04.19.06
Medical Science
At about 11:30 last night, I got a headache. This was not an ordinary everyday headache mind you; but a truly head-splitting, feels like a brain tumor, dot-com investor headache. I eventually cured this headache with my usual headache remedy (3 Tylenols, 3 Advils, 3 Aspirins). I couldn’t help observing, however, that had I gone to the best hospital in the country (Mayo Clinic or Johns Hopkins or something…NOT RCH), they probably would not have been able to tell me why I got a headache. In fact, they could not have determined with any kind of certainty whether or not my headache had been caused by:
- the melatonin tablet I had taken so I would wake up early
- the fact that, besides my usual coffee and Altoids regiment, I had eaten practically nothing that day but popcorn and leftover Easter candy
- latent stress over the pile of homework I have due by the end of the semester
- the five consecutive episodes of Desperate Housewives I had just watched on a 2.5 inch screen
Sure, they could have looked at the statistics stating that melatonin causes headaches in 10% of the population, stress causes headaches in 75% of the population, and Desperate Housewives causes headaches in 99% of the male population, but they would never have known for sure. They could only have made a somewhat educated guess.

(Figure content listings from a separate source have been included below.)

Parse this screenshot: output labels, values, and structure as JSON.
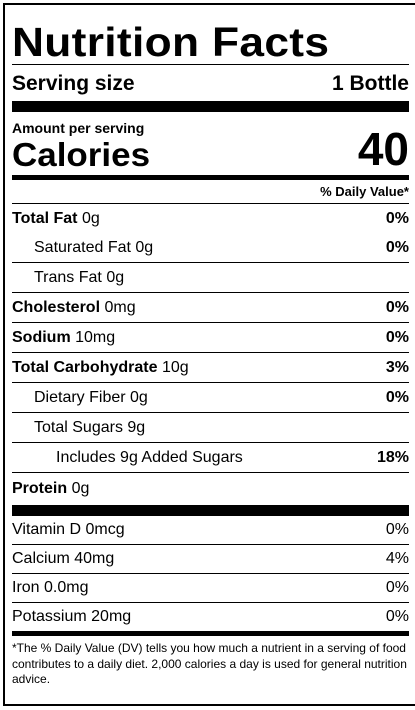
{
  "title": "Nutrition Facts",
  "serving": {
    "label": "Serving size",
    "value": "1 Bottle"
  },
  "amount_per_serving": "Amount per serving",
  "calories": {
    "label": "Calories",
    "value": "40"
  },
  "daily_value_header": "% Daily Value*",
  "nutrients": [
    {
      "name": "Total Fat",
      "amount": "0g",
      "dv": "0%",
      "bold": true,
      "indent": 0
    },
    {
      "name": "Saturated Fat",
      "amount": "0g",
      "dv": "0%",
      "bold": false,
      "indent": 1
    },
    {
      "name": "Trans Fat",
      "amount": "0g",
      "dv": "",
      "bold": false,
      "indent": 1
    },
    {
      "name": "Cholesterol",
      "amount": "0mg",
      "dv": "0%",
      "bold": true,
      "indent": 0
    },
    {
      "name": "Sodium",
      "amount": "10mg",
      "dv": "0%",
      "bold": true,
      "indent": 0
    },
    {
      "name": "Total Carbohydrate",
      "amount": "10g",
      "dv": "3%",
      "bold": true,
      "indent": 0
    },
    {
      "name": "Dietary Fiber",
      "amount": "0g",
      "dv": "0%",
      "bold": false,
      "indent": 1
    },
    {
      "name": "Total Sugars",
      "amount": "9g",
      "dv": "",
      "bold": false,
      "indent": 1
    },
    {
      "name": "Includes 9g Added Sugars",
      "amount": "",
      "dv": "18%",
      "bold": false,
      "indent": 2
    },
    {
      "name": "Protein",
      "amount": "0g",
      "dv": "",
      "bold": true,
      "indent": 0
    }
  ],
  "vitamins": [
    {
      "name": "Vitamin D",
      "amount": "0mcg",
      "dv": "0%"
    },
    {
      "name": "Calcium",
      "amount": "40mg",
      "dv": "4%"
    },
    {
      "name": "Iron",
      "amount": "0.0mg",
      "dv": "0%"
    },
    {
      "name": "Potassium",
      "amount": "20mg",
      "dv": "0%"
    }
  ],
  "footnote": "*The % Daily Value (DV) tells you how much a nutrient in a serving of food contributes to a daily diet. 2,000 calories a day is used for general nutrition advice."
}
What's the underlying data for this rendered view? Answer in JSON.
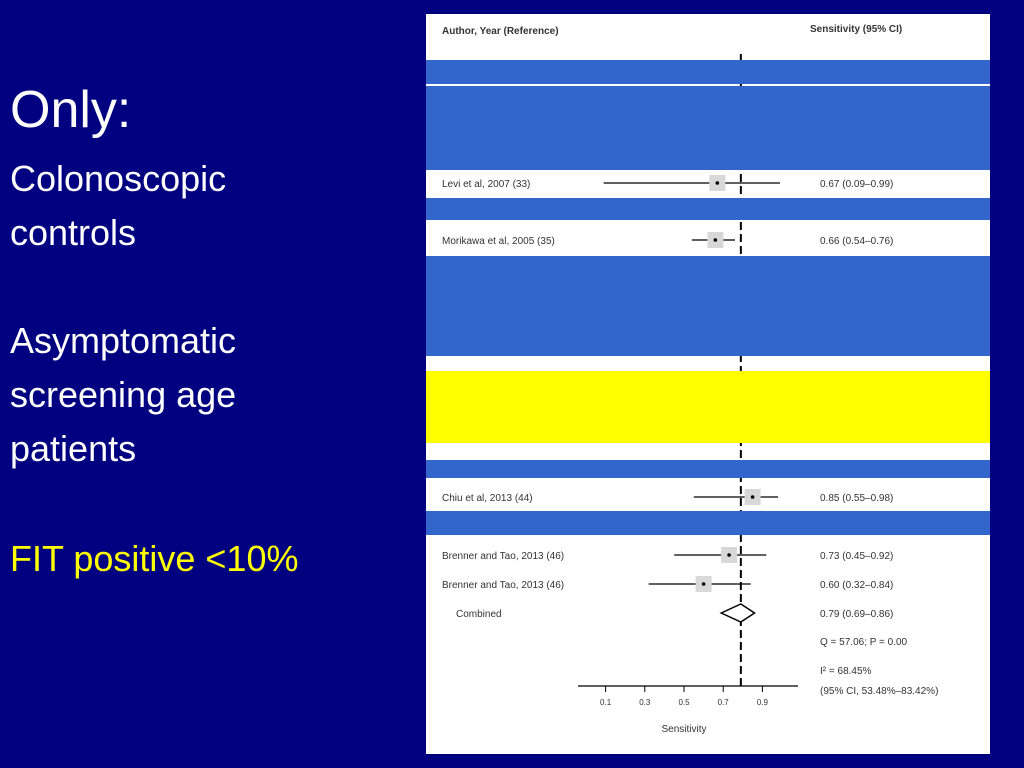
{
  "slide": {
    "title": "Only:",
    "lines": [
      "Colonoscopic",
      "controls",
      "Asymptomatic",
      "screening age",
      "patients"
    ],
    "highlight": "FIT positive <10%"
  },
  "colors": {
    "background": "#000080",
    "body_text": "#ffffff",
    "highlight_text": "#ffff00",
    "overlay_blue": "#3366cc",
    "overlay_yellow": "#ffff00"
  },
  "chart_data": {
    "type": "forest",
    "header_left": "Author, Year (Reference)",
    "header_right": "Sensitivity (95% CI)",
    "studies": [
      {
        "label": "Levi et al, 2007 (33)",
        "estimate": 0.67,
        "ci": [
          0.09,
          0.99
        ],
        "text": "0.67 (0.09–0.99)"
      },
      {
        "label": "Morikawa et al, 2005 (35)",
        "estimate": 0.66,
        "ci": [
          0.54,
          0.76
        ],
        "text": "0.66 (0.54–0.76)"
      },
      {
        "label": "Chiu et al, 2013 (44)",
        "estimate": 0.85,
        "ci": [
          0.55,
          0.98
        ],
        "text": "0.85 (0.55–0.98)"
      },
      {
        "label": "Brenner and Tao, 2013 (46)",
        "estimate": 0.73,
        "ci": [
          0.45,
          0.92
        ],
        "text": "0.73 (0.45–0.92)"
      },
      {
        "label": "Brenner and Tao, 2013 (46)",
        "estimate": 0.6,
        "ci": [
          0.32,
          0.84
        ],
        "text": "0.60 (0.32–0.84)"
      }
    ],
    "combined": {
      "label": "Combined",
      "estimate": 0.79,
      "ci": [
        0.69,
        0.86
      ],
      "text": "0.79 (0.69–0.86)"
    },
    "stats": [
      "Q = 57.06; P = 0.00",
      "I² = 68.45%",
      "(95% CI, 53.48%–83.42%)"
    ],
    "xlabel": "Sensitivity",
    "xticks": [
      0.1,
      0.3,
      0.5,
      0.7,
      0.9
    ],
    "reference_line": 0.79
  }
}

If I had submitted to a series of expensive, invasive, degrading tests, they may have been able to rule out anything seriously wrong with me (such as Schwannomatosis, Neurofibromatosis, or being a sports fan); but they could never have determined, with absolute certainty, what had caused something as simple as a headache. In the end, I would probably have been told to go home and take an aspirin.
Contrast this with the typical experience with a car mechanic. You bring your car in, the mechanic plugs some neat little diagnostic tool into your engine, and in three minutes he tells you EXACTLY what the problem is, and how many thousand it will cost to fix.
Don’t get me wrong. I have no problem with paying money to fix either my body or my car (or my car’s body), but I would prefer to pay for accurate diagnoses and fixes, not guesses based on my subjective description of the symptoms. Therefore, I submit that until medical treatment is as exact and precise as car repair, we should treat doctors less like gods, and more like unreliable body mechanics, useful mainly to fix clearly defined problems (like multiple stab wounds).